Created attachment 17823 [details] patch 4/4: Add some delay in EC GPE handler to avoid EC GPE storm
Hi, James Will you please try the attached patch set on the latest kernel(2.6.27-rc6) and see whether the problem still exists? Please add the boot option of "acpi.debug_layer=0x04010000 acpi.debug_level=0x17" and attach the output of dmesg after test. Thanks.
Created attachment 17829 [details] fast transaction Hi, please check if this patch works for you? it is supposed to be a better solution to storm problem, but your case may differ.
Hi, James Do you have an opportunity to do the test as mentioned in comment #13? Thanks.
yzhao, I managed to build the kernel with the patch applied, but couldn't get it to boot (it didn't find the root logical volume for some reason, stopped at switchroot with "Booting has failed"). I don't know what I've done wrong yet, I'll try the patch later on a Fedora development kernel and see if that works.
Hi, James Maybe you should use the same .config file with the 2.6.26.2 Fedoral kernel. thanks.

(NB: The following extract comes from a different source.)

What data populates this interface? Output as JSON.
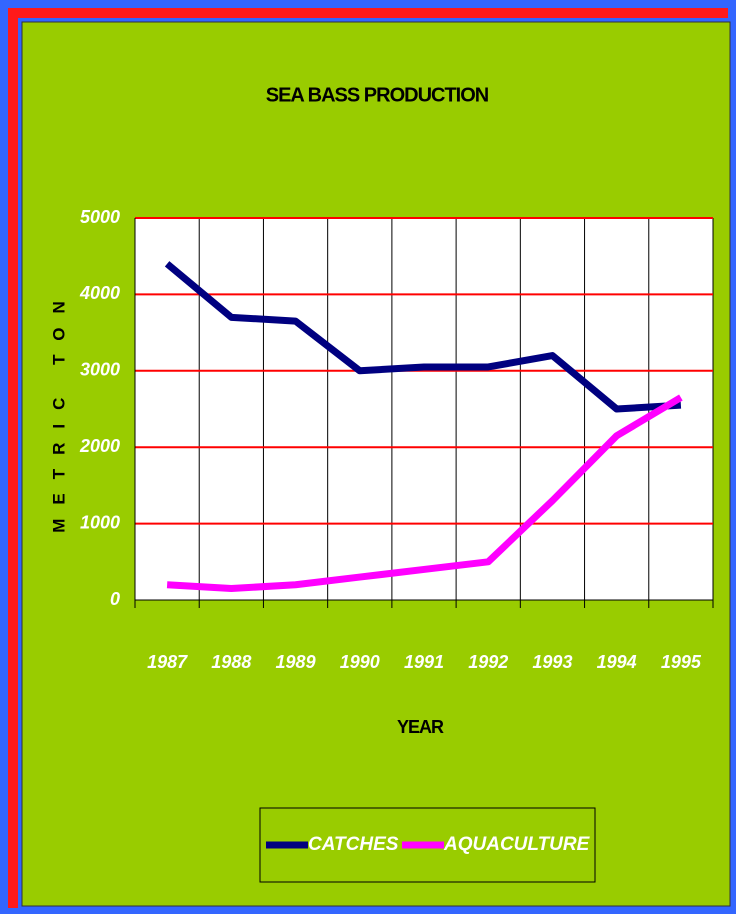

Created attachment 18046 [details] patch vs 2.6.27-rc7 This version of Alexey's fast transaction patch has been checked into the acpi-test tree. Please let us know if you have any troubles with it. thanks, -Len
shipped in linux-2.6.28-rc1 closed commit 7c6db4e050601f359081fde418ca6dc4fc2d0011 Author: Alexey Starikovskiy <astarikovskiy@suse.de> Date: Thu Sep 25 21:00:31 2008 +0400 ACPI: EC: do transaction from interrupt context
Sorry I've not been able to provide further info over the past few weeks --- I'll try giving a 2.6.28-series kernel a go and check that this problem has been fixed.